Mönchengladbach bleibt Mönchengladbach: eben auch ein Verein, der um Treue und den inneren Zirkel mit langjährigen Wegbegleitern stets bemüht ist. Im eigenen Saft schmoren – das wird hier nicht negativ bewertet. Das hat sich vor allem in dem Moment gezeigt, in dem Virkus auf Tony Jantschke (34) und Patrick Herrmann (33) einging, mit denen man sich, so der Sportvorstand, in guten Gesprächen darüber befände, nach der sportlichen Karriere jeweils eine Rolle im Verein zu übernehmen. „Doch jetzt werdet ihr noch in der Kabine gebraucht“, rief Virkus, und die Mitglieder applaudierten eifrig, standen sogar auf. Herrmann bedankte sich mit einem Wink auf die Tribüne.

Die Finanzen

Drei Geschäftsperioden in Folge hat Borussia Mönchengladbach Verluste präsentiert, das Eigenkapital schrumpfte um beträchtliche 55 Millionen Euro. „Wir haben dadurch an Substanz verloren“, sagte Geschäftsführer Stephan Schippers. Jetzt die Rückkehr in die Gewinnzone mit einem Plus von 4,2 Millionen Euro nach Steuern. Im vergangenen Jahr hatte der Verein ein Minus von mehr als 24 Millionen Euro gemacht. „Nach drei Jahren mit enormen Umsatzbrüchen, verursacht durch die Corona-Pandemie und ihre Folgen, haben wir diesmal einen signifikanten Gewinn erwirtschaften können“, so Schippers. Es ist der zweitbeste Umsatz der Vereinsgeschichte, die Eigenkapitalquote von 26,2 Prozent sei die zweithöchste in der Bundesliga.

Die Personalien

Michael Hollmann, Dr. Jürgen Kämper und Stefan Krebs wurden in den Aufsichtsrat wieder- und die Herzchirurgin Dr. Dilek Gürsoy neu gewählt. Stefan Brandmann, Clemens Dreimann und Dr. Dirk W. Rosenbaum erhielten im ersten Wahlgang nicht die nötige Mehrheit – gegen die ersten beiden hatte die Fanszene bereits im Vorfeld opponiert, um stattdessen eigene Vertreter in den Aufsichtsrat zu bekommen.
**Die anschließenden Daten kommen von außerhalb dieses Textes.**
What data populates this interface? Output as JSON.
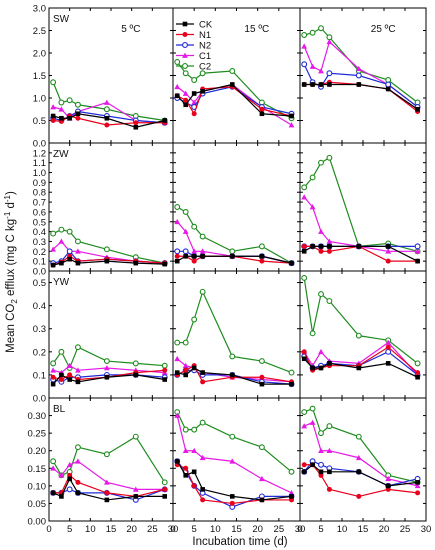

Die Situation drohte in Dunkelheit zu eskalieren, der Ehrenrat beriet sich und unterbrach – und schlug dann Hülsen als Fanvertreter und erneut Brax-Geschäftsführer Brandmann vor. Beide wurden dann gewählt. Im Ehrenrat „verlängern“ Andreas Heinen, Elmar Kreuels und Volker Klüttermann, die Abteilungsleiter Stefan Krebs (Handball) und Ulrich Robens (Tischtennis) sowie Thomas Ludwig, Vorsitzender des Fanprojektes Mönchengladbach Supports Club e.V. (FPMG) bleiben ohnehin dabei. Komplettiert wird der Ehrenrat von Herbert Laumen, Matthias Neumann, Gerald Ruch und Mirko Sandmöller, die sich in diesem Jahr nicht zur Wahl stellen mussten.

Echte Perlen

Die gab es in Vielzahl. Etwa als Geschäftsführer Schippers eine hybride Versammlung absagte: „Manche Sachen gehören nicht in die große weite Welt. Wir machen uns nicht stärker, wenn wir das in die Republik blasen.“ Oder die Ansage des Rechtsanwalts Andreas Heinen aus dem Ehrenrat, wenn die Aufsichtsratswahl im zweiten Anlauf nicht gelänge, müsse abgebrochen werden, das koste dann Hunderttausende. Schön auch das Video des kommenden Werbepartners Reuter, in dem sich alle Familienmitglieder munter vorstellten, Gelächter allenthalben. Und da war ja auch noch die ehemalige NRW-Ministerpräsidentin Hannelore Kraft, die sich so kurz vorstellte („Ich habe die Raute im Herzen. Das hier ist mein Lebenstraum“), weil die Mannschaft vor ihr auf der Tribüne „so friert“.